El nerviosismo de los países es comprensible. La pandemia del COVID-19 ya provocó reducción del crecimiento y aumento del desempleo, del déficit fiscal y de la deuda en una variedad de economías (tanto avanzadas como emergentes), y la aparición de nuevos focos de contagio en países en desarrollo agudizará el dilema entre salvar vidas y proteger los medios de subsistencia de la gente. Además, los países en desarrollo ya enfrentan un corte súbito de los flujos de capitales y remesas y un derrumbe del turismo, a lo que se suma, en el caso de los muchos de ellos que son exportadores de petróleo y commodities primarios, un enorme deterioro de los términos de intercambio y de los tipos de cambio. Incluso antes del COVID-19, muchos países de bajos ingresos ya estaban en grave riesgo de tener problemas de deuda. Y muchas de estas economías también son muy vulnerables a una escalada de precios de los alimentos.
El índice Nomura de vulnerabilidad alimentaria califica 110 países según su exposición a grandes oscilaciones de precios de los alimentos, teniendo en cuenta el PBI nominal per cápita, la participación de los alimentos en la canasta hogareña de consumo y el nivel neto de importación de alimentos. La última medición muestra que los 50 países más vulnerables a un encarecimiento sostenido de los alimentos corresponden casi en su totalidad a economías en desarrollo que equivalen a casi tres quintos de la población mundial.
De hecho, dado el carácter universalmente regresivo de los precios de los alimentos, su encarecimiento sería un problema en todo el mundo. Incluso en las economías desarrolladas, un salto de precios de los alimentos ampliará la disparidad entre ricos y pobres y agravará así la importante desigualdad de riqueza preexistente. Y no hay que pasar por alto la conexión histórica entre las crisis alimentarias y la agitación social.

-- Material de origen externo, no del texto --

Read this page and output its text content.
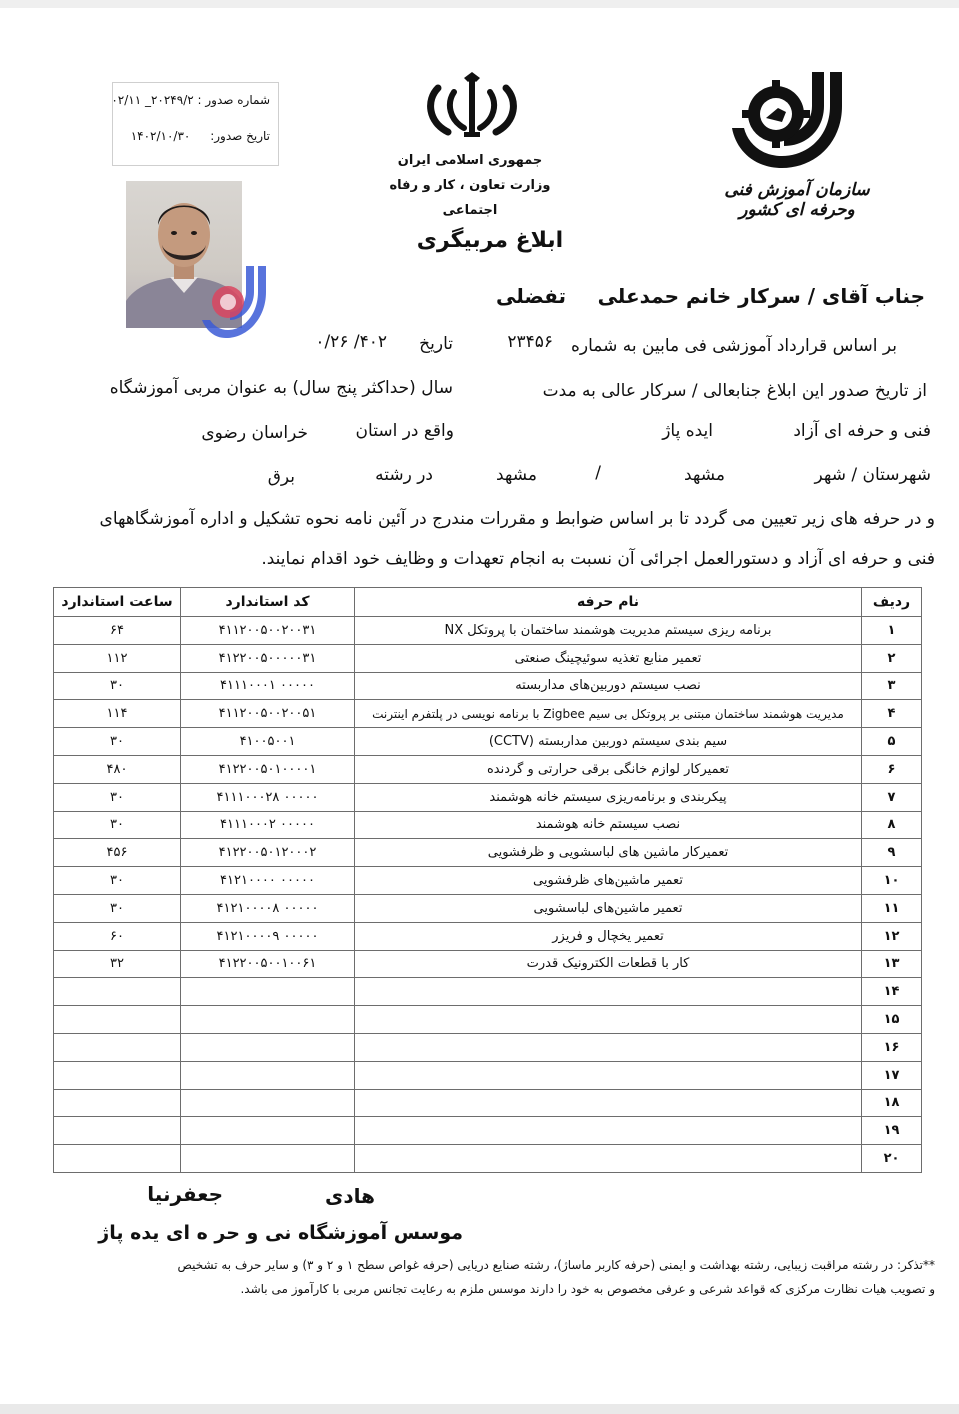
شماره صدور : ۲۰۲۴۹/۲_ ۰۲/۱۱
تاریخ صدور: ۱۴۰۲/۱۰/۳۰
جمهوری اسلامی ایران
وزارت تعاون ، کار و رفاه اجتماعی
سازمان آموزش فنی وحرفه ای کشور
ابلاغ مربیگری
جناب آقای / سرکار خانم
حمدعلی
تفضلی
بر اساس قرارداد آموزشی فی مابین به شماره
۲۳۴۵۶
تاریخ
۴۰۲/ ۰/۲۶
از تاریخ صدور این ابلاغ جنابعالی / سرکار عالی به مدت
سال (حداکثر پنج سال) به عنوان مربی آموزشگاه
فنی و حرفه ای آزاد
ایده پاژ
واقع در استان
خراسان رضوی
شهرستان / شهر
مشهد
/
مشهد
در رشته
برق
و در حرفه های زیر تعیین می گردد تا بر اساس ضوابط و مقررات مندرج در آئین نامه نحوه تشکیل و اداره آموزشگاههای
فنی و حرفه ای آزاد و دستورالعمل اجرائی آن نسبت به انجام تعهدات و وظایف خود اقدام نمایند.
ردیف	نام حرفه	کد استاندارد	ساعت استاندارد
۱	برنامه ریزی سیستم مدیریت هوشمند ساختمان با پروتکل NX	۴۱۱۲۰۰۵۰۰۲۰۰۳۱	۶۴
۲	تعمیر منابع تغذیه سوئیچینگ صنعتی	۴۱۲۲۰۰۵۰۰۰۰۰۳۱	۱۱۲
۳	نصب سیستم دوربین‌های مداربسته	۰۰۰۰۰ ۴۱۱۱۰۰۰۱	۳۰
۴	مدیریت هوشمند ساختمان مبتنی بر پروتکل بی سیم Zigbee با برنامه نویسی در پلتفرم اینترنت	۴۱۱۲۰۰۵۰۰۲۰۰۵۱	۱۱۴
۵	سیم بندی سیستم دوربین مداربسته (CCTV)	۴۱۰۰۵۰۰۱	۳۰
۶	تعمیرکار لوازم خانگی برقی حرارتی و گردنده	۴۱۲۲۰۰۵۰۱۰۰۰۰۱	۴۸۰
۷	پیکربندی و برنامه‌ریزی سیستم خانه هوشمند	۰۰۰۰۰ ۴۱۱۱۰۰۰۲۸	۳۰
۸	نصب سیستم خانه هوشمند	۰۰۰۰۰ ۴۱۱۱۰۰۰۲	۳۰
۹	تعمیرکار ماشین های لباسشویی و ظرفشویی	۴۱۲۲۰۰۵۰۱۲۰۰۰۲	۴۵۶
۱۰	تعمیر ماشین‌های ظرفشویی	۰۰۰۰۰ ۴۱۲۱۰۰۰۰	۳۰
۱۱	تعمیر ماشین‌های لباسشویی	۰۰۰۰۰ ۴۱۲۱۰۰۰۰۸	۳۰
۱۲	تعمیر یخچال و فریزر	۰۰۰۰۰ ۴۱۲۱۰۰۰۰۹	۶۰
۱۳	کار با قطعات الکترونیک قدرت	۴۱۲۲۰۰۵۰۰۱۰۰۶۱	۳۲
۱۴			
۱۵			
۱۶			
۱۷			
۱۸			
۱۹			
۲۰			
هادی
جعفرنیا
موسس آموزشگاه نی و حر ه ای یده پاژ
**تذکر: در رشته مراقبت زیبایی، رشته بهداشت و ایمنی (حرفه کاربر ماساژ)، رشته صنایع دریایی (حرفه غواص سطح ۱ و ۲ و ۳) و سایر حرف به تشخیص
و تصویب هیات نظارت مرکزی که قواعد شرعی و عرفی مخصوص به خود را دارند موسس ملزم به رعایت تجانس مربی با کارآموز می باشد.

Las instituciones multilaterales se han movilizado rápidamente durante la crisis para proveer financiación de emergencia a una cantidad récord de países en desarrollo; el G20, en tanto, acordó otorgar a los países pobres que lo necesiten una moratoria del pago de deudas. Pero los riesgos de una escalada de precios de los alimentos no afectan solamente a las economías más vulnerables, de modo que es posible que otros países también necesiten un alivio de deudas temporal.

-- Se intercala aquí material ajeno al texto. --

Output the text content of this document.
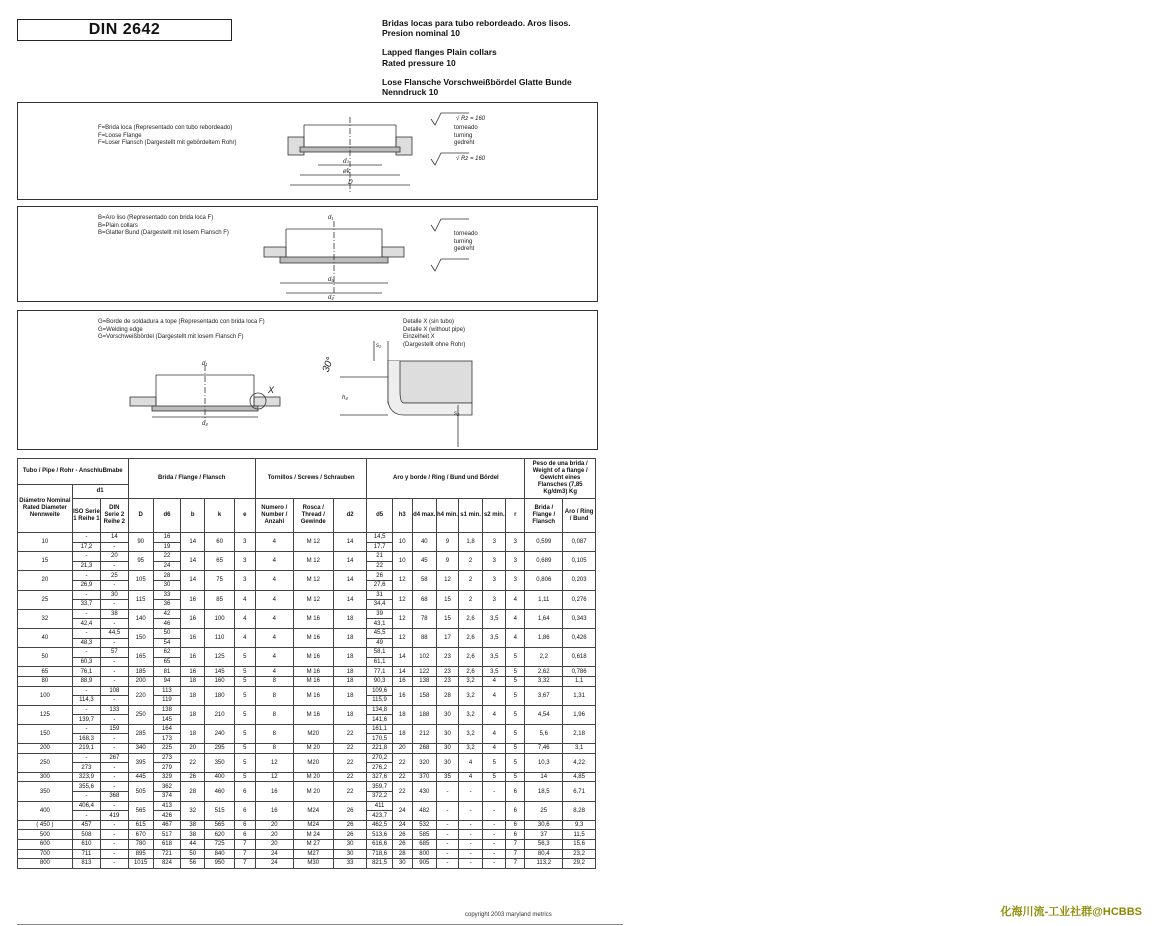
DIN 2642	Bridas locas para tubo rebordeado. Aros lisos.
Presion nominal 10

Lapped flanges Plain collars
Rated pressure 10

Lose Flansche Vorschweißbördel Glatte Bunde
Nenndruck 10

F=Brida loca (Representado con tubo rebordeado)
F=Loose Flange
F=Loser Flansch (Dargestellt mit gebördeltem Rohr)
d₁
øk
D
√ Rz = 160
√ Rz = 160
torneado
turning
gedreht
B=Aro liso (Representado con brida loca F)
B=Plain collars
B=Glatter Bund (Dargestellt mit losem Flansch F)
d₁
d₅
d₄
torneado
turning
gedreht
G=Borde de soldadura a tope (Representado con brida loca F)
G=Welding edge
G=Vorschweißbördel (Dargestellt mit losem Flansch F)
X
30°
d₁
d₄
h₄
s₂
s₁
Detalle X (sin tubo)
Detalle X (without pipe)
Einzelheit X
(Dargestellt ohne Rohr)
Tubo / Pipe / Rohr - AnschluBmabe			Brida / Flange / Flansch					Tornillos / Screws / Schrauben			Aro y borde / Ring / Bund und Bördel							Peso de una brida / Weight of a flange / Gewicht eines Flansches (7,85 Kg/dm3) Kg	
Diámetro Nominal Rated Diameter Nennweite	d1																		
	ISO Serie 1 Reihe 1	DIN Serie 2 Reihe 2	D	d6	b	k	e	Numero / Number / Anzahl	Rosca / Thread / Gewinde	d2	d5	h3	d4 max.	h4 min.	s1 min.	s2 min.	r	Brida / Flange / Flansch	Aro / Ring / Bund
10	-	14	90	16	14	60	3	4	M 12	14	14,5	10	40	9	1,8	3	3	0,599	0,087
	17,2	-		19							17,7								
15	-	20	95	22	14	65	3	4	M 12	14	21	10	45	9	2	3	3	0,689	0,105
	21,3	-		24							22								
20	-	25	105	28	14	75	3	4	M 12	14	26	12	58	12	2	3	3	0,806	0,203
	26,9	-		30							27,6								
25	-	30	115	33	16	85	4	4	M 12	14	31	12	68	15	2	3	4	1,11	0,276
	33,7	-		36							34,4								
32	-	38	140	42	16	100	4	4	M 16	18	39	12	78	15	2,6	3,5	4	1,64	0,343
	42,4	-		46							43,1								
40	-	44,5	150	50	16	110	4	4	M 16	18	45,5	12	88	17	2,6	3,5	4	1,86	0,426
	48,3	-		54							49								
50	-	57	165	62	16	125	5	4	M 16	18	58,1	14	102	23	2,6	3,5	5	2,2	0,618
	60,3	-		65							61,1								
65	76,1	-	185	81	16	145	5	4	M 16	18	77,1	14	122	23	2,6	3,5	5	2,62	0,786
80	88,9	-	200	94	18	160	5	8	M 16	18	90,3	16	138	23	3,2	4	5	3,32	1,1
100	-	108	220	113	18	180	5	8	M 16	18	109,6	16	158	28	3,2	4	5	3,67	1,31
	114,3	-		119							115,9								
125	-	133	250	138	18	210	5	8	M 16	18	134,8	18	188	30	3,2	4	5	4,54	1,96
	139,7	-		145							141,6								
150	-	159	285	164	18	240	5	8	M20	22	161,1	18	212	30	3,2	4	5	5,6	2,18
	168,3	-		173							170,5								
200	219,1	-	340	225	20	295	5	8	M 20	22	221,8	20	268	30	3,2	4	5	7,46	3,1
250	-	267	395	273	22	350	5	12	M20	22	270,2	22	320	30	4	5	5	10,3	4,22
	273	-		279							276,2								
300	323,9	-	445	329	26	400	5	12	M 20	22	327,6	22	370	35	4	5	5	14	4,85
350	355,6	-	505	362	28	460	6	16	M 20	22	359,7	22	430	-	-	-	6	18,5	6,71
	-	368		374							372,2								
400	406,4	-	565	413	32	515	6	16	M24	26	411	24	482	-	-	-	6	25	8,28
	-	419		426							423,7								
( 450 )	457	-	615	467	38	565	6	20	M24	26	462,5	24	532	-	-	-	6	30,6	9,3
500	508	-	670	517	38	620	6	20	M 24	26	513,6	26	585	-	-	-	6	37	11,5
600	610	-	780	618	44	725	7	20	M 27	30	616,6	26	685	-	-	-	7	56,3	15,6
700	711	-	895	721	50	840	7	24	M27	30	718,6	28	800	-	-	-	7	80,4	23,2
800	813	-	1015	824	56	950	7	24	M30	33	821,5	30	905	-	-	-	7	113,2	29,2
copyright 2003 maryland metrics	化海川流-工业社群@HCBBS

En momentos en que la pandemia amenaza con generar un caos económico todavía mayor, es necesaria la colaboración de los gobiernos para enfrentar el riesgo de interrupciones en las cadenas de suministro de alimentos. Y en general, un mínimo de coordinación internacional de políticas es esencial para evitar que el proteccionismo alimentario se convierta en la nueva normalidad post pandemia.